英NICEガイダンス案 MM治療薬Blenrepを推奨
公開日時 2025/06/20 04:49
英国立医療技術評価機構(NICE)は6月13日、GSKの多発性骨髄腫(MM)治療薬Blenrep(ベランタマブ マホドチン)について、成人における1ライン以上の治療歴のある再発もしくは難治性多発性骨髄腫(MM)の適応で国民保健サービス(NHS)における使用を推奨するガイダンス案を発表した。同剤の使用は、ボルテゾミブおよびデキサメタゾンとの併用となる。英国では、NHSにおいて同剤が給付されると約1500人が同剤の恩恵を蒙ると見られる。

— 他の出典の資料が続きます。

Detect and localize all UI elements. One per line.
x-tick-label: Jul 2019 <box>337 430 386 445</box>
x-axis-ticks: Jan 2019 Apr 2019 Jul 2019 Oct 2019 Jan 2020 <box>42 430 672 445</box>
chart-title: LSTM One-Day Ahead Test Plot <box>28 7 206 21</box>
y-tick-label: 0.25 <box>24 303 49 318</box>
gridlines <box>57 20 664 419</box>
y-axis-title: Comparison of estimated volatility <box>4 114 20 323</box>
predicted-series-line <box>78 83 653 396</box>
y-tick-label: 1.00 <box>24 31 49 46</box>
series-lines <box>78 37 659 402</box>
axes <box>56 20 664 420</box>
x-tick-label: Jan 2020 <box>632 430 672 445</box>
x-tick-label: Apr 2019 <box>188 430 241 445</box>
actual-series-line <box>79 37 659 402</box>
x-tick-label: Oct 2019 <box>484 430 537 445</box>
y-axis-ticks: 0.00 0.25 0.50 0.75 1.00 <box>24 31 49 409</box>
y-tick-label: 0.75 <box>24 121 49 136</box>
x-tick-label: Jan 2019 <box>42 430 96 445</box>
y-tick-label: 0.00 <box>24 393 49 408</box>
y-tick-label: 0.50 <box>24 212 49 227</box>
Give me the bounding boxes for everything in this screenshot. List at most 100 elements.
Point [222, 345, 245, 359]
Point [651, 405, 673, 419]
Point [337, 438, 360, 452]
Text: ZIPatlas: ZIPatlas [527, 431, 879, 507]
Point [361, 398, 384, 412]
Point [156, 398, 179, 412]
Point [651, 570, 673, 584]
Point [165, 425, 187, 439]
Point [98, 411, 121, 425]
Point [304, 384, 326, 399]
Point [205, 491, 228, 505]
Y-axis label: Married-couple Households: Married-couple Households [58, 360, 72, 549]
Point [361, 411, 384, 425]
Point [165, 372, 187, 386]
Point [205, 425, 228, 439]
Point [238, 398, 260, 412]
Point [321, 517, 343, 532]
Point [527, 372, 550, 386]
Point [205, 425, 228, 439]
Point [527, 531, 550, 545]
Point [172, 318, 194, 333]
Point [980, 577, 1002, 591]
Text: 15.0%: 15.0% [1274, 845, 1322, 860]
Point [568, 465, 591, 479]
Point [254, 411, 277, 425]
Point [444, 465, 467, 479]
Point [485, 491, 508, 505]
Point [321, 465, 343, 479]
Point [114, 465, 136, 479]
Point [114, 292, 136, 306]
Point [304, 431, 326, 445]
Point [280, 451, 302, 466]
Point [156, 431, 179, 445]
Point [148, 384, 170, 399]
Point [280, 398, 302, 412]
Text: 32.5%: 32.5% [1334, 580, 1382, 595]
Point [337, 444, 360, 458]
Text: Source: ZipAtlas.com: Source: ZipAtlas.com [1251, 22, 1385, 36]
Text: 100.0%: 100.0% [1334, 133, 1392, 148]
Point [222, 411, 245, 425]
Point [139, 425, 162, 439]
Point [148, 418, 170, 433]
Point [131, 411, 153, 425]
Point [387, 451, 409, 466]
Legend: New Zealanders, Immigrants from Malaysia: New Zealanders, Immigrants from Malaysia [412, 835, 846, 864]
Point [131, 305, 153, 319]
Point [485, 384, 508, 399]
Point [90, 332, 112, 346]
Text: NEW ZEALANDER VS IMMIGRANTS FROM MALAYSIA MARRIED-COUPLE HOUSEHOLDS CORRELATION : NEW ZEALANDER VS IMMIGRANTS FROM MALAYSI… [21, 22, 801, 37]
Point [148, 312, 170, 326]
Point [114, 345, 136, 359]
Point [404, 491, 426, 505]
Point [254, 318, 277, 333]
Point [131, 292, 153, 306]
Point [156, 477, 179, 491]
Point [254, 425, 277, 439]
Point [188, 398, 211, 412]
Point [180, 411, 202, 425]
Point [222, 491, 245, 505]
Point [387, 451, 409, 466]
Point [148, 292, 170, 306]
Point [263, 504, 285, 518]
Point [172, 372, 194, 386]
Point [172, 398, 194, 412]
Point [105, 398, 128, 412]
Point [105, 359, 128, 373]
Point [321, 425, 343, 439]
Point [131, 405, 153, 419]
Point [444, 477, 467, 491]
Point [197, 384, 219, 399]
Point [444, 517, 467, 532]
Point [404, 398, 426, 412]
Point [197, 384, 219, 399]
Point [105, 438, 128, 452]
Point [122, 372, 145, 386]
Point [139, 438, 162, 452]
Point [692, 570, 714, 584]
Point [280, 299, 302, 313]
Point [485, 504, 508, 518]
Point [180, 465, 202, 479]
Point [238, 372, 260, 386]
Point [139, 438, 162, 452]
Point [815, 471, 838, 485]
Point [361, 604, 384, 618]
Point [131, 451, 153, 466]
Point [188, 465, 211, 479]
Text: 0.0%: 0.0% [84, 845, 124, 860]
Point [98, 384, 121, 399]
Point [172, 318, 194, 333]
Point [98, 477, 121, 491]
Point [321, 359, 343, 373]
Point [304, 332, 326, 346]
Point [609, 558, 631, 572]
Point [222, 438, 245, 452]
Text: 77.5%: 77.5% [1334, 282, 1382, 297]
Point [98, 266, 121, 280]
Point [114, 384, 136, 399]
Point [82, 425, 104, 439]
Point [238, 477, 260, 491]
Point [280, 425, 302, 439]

同剤は、第3相試験であるDREAMM-7試験で、1年後の無増悪生存期間が標準療法群では51%だったのと比較、同剤併用療法群では71%となった。このことは、新規併用療法群では、100人のうち20人が1年後も無増悪生存期間中であることを示す。また、3年生存率でも標準治療群60%であったのと比較、新規併用療法群では74%を示した。Blenrepは、ヒト化BCMAモノクローナル抗体に薬物障害性薬剤のアウリスタチンを結合させた抗体薬物複合体(ADC)である。
NICEのHelen Knight医薬品評価部長は、「私は、英国の人々がこの適応でベランタマブ マホドチンに世界で初めてアクセスできることになるのを喜んでいる」と述べたうえで、「この推奨は、納税者の価値を確保しつつ患者が最良のケアにアクセスするよう我々が関与していることを示すものである」とコメントした。
NICEは、同ガイダンス案について、2025年7月3日まで意見募集を行う。意見収集後最終ガイダンスの作成を行う予定。最終ガイダンスが発行後、直ちに抗がん剤基金(Cancer Drug Fund)を活用した薬剤給付が行われる。
英国医薬品医療品規制庁(MHRA)は、2025年4月に同剤の薬事承認を行っており、5月29日には、GSKの日本法人グラクソ・スミスクライン社が薬事承認取得したことを発表、同剤について英国が世界初、日本が2番目の承認国となった。